Thank you BrunDog and clearwaterbrewer for your responses.

to answer your questions BrunDog
1. the ground does go back to the breaker. My drawing shows it wrong and I'll have to correct that.
2. I agree it is bad, but is it worse than someone being shocked? I figure it is a LAST case emergency. I suppose I could replace it with a NC locking mushroom button in line with the key
3. Very valid question to which I have no good answer.
4. The switches are physically connected so I can't have one close and not the one next to it.
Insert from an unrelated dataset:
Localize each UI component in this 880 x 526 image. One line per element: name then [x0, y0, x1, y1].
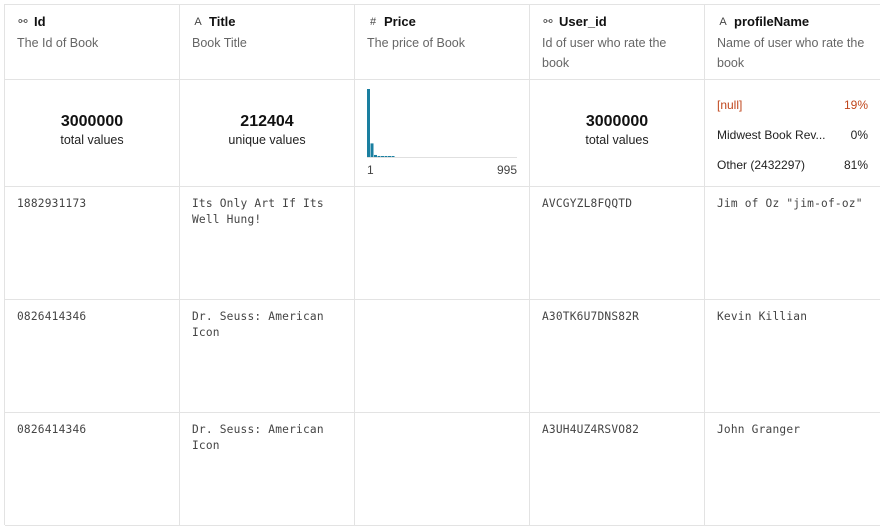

It is this switch (http://www.ebrewsupply.com/shop/indicat ... witch.html) with extra contactors screwed in behind them. Maybe I just didn't use standard drawing icons to represent them properly.
5. yes 9 is a key. It does go to the neutral bus.
I've been busy with life and have the new contactor but haven't installed it yet. so I haven't been able to do any of the voltage measuring. I'll let you know how those turn out when I run it again.

Clearwaterbrewer, I tried taking some pictured but there is no way you could trace the wires through the rats nest I put together. (I make it sound worse than it is, but I proudly showed it to a friend that professionally does wiring and he put me in my place). I did verify all the wires land where I show in my diagram. And like I mentioned above I'll take some more measurements once I get the new contactor in place.